The Immortal Life of Henrietta Lacks was a book I had been wanting to read for a while but never got to. The book is a wonderful piece of literature, and Rebecca Skloot wonderfully captures all the controversies around the incident. Skloot’s telling of Henrietta’s history really moved the reader to sympathize with her situation. Also, in between bits of Henrietta’s story, Skloot comments on how she managed to obtain all the information she used. It is very surprising most people didn’t know about Henrietta, even though her cells were saving lives. Overall, the first part of this book leaves me hooked and wanting to see what comes next.
- What did you learn?
In Part one, I learned much of Henrietta Lacks childhood and about her family. Also, the book explains that she had cervical cancer and how her doctor treated it with radium. Dr.
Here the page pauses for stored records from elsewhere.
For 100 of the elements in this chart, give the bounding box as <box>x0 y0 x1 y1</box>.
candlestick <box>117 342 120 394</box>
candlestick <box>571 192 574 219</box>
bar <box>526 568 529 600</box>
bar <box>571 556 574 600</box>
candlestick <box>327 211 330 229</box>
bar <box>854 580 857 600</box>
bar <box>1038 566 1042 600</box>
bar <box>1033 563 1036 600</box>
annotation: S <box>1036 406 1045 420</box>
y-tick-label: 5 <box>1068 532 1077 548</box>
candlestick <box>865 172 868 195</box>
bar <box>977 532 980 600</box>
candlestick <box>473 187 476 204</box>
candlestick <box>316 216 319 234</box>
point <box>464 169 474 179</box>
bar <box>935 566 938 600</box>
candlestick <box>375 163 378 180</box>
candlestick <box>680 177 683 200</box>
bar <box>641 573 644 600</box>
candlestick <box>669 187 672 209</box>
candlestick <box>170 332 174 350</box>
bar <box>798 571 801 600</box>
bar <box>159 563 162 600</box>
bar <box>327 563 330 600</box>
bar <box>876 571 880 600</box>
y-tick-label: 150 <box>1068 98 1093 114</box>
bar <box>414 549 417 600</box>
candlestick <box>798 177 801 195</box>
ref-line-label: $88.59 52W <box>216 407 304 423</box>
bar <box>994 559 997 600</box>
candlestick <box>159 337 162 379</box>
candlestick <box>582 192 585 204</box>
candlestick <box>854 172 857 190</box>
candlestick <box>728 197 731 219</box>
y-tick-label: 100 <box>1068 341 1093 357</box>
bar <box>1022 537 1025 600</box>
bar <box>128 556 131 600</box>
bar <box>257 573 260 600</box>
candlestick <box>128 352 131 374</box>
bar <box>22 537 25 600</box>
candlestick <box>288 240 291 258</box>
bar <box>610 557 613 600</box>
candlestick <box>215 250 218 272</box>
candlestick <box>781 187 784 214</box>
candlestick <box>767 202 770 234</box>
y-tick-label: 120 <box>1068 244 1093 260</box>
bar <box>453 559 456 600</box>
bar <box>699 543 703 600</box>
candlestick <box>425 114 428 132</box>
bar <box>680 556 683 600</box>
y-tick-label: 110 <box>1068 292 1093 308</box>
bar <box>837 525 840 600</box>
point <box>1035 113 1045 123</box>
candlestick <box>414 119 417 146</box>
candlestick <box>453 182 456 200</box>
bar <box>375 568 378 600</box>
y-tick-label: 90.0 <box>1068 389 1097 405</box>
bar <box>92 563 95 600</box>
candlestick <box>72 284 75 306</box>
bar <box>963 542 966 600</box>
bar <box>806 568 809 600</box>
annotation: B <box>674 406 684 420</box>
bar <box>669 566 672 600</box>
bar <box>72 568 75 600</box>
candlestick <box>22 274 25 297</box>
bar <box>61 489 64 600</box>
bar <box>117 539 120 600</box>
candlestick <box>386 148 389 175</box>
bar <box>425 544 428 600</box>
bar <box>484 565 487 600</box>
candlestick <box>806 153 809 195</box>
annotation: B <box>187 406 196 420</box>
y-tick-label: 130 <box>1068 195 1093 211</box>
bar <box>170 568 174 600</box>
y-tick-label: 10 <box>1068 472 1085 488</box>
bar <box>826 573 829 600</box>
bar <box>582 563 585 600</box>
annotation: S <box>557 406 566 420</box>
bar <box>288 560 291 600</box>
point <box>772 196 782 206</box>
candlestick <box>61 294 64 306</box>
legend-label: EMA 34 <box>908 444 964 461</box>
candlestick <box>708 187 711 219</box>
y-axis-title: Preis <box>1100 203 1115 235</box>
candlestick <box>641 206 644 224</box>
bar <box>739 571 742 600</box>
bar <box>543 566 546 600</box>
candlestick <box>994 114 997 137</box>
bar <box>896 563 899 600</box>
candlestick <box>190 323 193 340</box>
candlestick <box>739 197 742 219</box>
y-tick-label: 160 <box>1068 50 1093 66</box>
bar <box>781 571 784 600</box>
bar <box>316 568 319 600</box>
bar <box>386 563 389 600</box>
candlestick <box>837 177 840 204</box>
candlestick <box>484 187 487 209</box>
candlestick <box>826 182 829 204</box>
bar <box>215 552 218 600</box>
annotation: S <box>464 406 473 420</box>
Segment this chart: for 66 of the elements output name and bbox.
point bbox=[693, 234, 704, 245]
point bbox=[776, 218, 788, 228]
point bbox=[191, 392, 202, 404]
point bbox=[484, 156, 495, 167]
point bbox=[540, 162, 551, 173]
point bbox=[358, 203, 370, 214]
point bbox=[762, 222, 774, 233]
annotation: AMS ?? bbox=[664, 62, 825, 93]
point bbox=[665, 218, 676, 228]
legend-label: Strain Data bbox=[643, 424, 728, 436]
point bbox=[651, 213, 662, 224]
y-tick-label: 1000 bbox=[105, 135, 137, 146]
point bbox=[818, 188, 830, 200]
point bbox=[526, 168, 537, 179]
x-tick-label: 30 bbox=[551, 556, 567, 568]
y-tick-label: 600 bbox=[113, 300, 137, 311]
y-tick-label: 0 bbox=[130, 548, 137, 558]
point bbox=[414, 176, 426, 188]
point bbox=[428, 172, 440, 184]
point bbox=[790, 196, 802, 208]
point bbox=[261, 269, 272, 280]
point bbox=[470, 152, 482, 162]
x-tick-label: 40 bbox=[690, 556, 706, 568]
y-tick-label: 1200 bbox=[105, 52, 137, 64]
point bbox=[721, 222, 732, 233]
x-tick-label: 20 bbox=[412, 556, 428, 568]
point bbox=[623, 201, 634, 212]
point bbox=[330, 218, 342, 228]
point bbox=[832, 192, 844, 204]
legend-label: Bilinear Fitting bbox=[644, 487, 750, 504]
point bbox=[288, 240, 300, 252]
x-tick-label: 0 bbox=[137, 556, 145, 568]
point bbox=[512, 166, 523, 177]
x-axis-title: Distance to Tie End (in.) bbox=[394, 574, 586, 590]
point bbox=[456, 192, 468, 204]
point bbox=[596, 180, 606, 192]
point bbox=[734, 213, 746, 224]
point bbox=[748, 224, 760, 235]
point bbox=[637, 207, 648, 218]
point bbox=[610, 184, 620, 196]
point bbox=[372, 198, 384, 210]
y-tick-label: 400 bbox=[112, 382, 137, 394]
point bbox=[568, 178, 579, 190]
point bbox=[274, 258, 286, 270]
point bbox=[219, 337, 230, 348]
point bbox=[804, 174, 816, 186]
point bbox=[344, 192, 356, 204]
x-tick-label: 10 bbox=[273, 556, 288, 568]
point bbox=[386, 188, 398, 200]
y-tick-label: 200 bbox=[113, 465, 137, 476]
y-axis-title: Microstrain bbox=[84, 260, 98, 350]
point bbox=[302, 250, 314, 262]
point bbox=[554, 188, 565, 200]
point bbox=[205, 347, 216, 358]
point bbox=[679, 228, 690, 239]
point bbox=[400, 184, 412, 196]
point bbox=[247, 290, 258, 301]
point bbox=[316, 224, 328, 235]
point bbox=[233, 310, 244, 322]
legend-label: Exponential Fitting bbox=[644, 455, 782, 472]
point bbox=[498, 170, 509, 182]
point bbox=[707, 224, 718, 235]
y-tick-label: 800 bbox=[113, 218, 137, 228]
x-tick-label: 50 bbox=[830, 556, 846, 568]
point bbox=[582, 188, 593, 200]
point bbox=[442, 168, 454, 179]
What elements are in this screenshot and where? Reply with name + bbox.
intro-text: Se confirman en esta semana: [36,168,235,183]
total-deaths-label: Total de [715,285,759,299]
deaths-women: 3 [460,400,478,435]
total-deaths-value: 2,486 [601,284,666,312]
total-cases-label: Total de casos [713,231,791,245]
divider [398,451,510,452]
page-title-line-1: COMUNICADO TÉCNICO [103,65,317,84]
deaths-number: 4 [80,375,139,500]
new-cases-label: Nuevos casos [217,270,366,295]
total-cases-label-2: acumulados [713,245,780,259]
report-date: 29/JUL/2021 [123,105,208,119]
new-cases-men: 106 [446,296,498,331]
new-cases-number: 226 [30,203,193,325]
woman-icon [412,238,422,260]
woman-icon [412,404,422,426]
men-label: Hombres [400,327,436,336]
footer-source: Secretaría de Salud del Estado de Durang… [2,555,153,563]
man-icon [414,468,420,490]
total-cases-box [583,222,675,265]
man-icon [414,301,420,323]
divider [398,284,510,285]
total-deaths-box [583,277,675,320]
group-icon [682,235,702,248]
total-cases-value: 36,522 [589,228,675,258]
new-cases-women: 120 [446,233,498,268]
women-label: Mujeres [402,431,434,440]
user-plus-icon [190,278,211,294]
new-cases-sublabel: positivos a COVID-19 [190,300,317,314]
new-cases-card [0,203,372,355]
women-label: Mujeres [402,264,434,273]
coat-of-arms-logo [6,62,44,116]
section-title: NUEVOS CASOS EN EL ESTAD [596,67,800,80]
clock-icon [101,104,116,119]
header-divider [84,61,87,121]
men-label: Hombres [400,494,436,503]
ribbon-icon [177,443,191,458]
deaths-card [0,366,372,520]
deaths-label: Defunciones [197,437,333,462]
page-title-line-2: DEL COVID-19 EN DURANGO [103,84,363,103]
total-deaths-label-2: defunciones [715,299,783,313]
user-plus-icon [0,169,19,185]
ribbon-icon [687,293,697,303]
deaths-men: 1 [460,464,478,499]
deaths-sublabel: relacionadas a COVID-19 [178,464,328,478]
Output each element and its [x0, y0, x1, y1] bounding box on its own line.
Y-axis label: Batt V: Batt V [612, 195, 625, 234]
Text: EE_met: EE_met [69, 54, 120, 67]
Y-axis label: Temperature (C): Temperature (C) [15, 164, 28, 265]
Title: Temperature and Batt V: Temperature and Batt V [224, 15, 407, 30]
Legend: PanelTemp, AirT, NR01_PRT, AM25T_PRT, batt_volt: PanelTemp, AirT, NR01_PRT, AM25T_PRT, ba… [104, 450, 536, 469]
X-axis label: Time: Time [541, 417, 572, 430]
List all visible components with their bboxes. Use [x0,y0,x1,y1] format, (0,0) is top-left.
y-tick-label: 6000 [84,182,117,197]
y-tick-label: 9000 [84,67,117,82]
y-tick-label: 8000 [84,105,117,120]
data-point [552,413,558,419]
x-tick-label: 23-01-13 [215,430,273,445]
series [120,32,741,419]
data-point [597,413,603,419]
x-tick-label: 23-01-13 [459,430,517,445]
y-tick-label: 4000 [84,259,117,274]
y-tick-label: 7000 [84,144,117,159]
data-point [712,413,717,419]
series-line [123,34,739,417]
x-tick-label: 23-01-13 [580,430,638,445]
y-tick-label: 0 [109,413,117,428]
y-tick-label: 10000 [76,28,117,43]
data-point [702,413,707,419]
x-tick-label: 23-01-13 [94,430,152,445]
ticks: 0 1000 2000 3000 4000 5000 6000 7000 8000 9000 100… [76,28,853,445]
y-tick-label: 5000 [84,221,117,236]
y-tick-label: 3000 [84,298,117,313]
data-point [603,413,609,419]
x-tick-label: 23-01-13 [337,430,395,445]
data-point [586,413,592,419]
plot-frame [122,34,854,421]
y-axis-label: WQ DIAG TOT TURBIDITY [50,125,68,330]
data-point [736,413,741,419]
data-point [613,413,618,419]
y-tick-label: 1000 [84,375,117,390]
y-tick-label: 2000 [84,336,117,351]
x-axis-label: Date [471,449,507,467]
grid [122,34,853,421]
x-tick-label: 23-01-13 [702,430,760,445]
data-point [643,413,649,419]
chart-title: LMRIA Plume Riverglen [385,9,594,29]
George Gey was a doctor who was working to created an immortal cell line, and finally found it in Henrietta’s cervix biopsy, which was taken without her consent. Skloot especially comments on how Henrietta’s family is wary of reporters and speaking on the situation.
- What questions do you still have?
This book brings up many questions. How did Skloot manage to convince Henrietta’s family to co-operate? Was there ever a trial on whether or not HeLa cells are legal to use since they were taken without consent? When was medical consent required in practice? Will Henrietta’s family ever get compensation?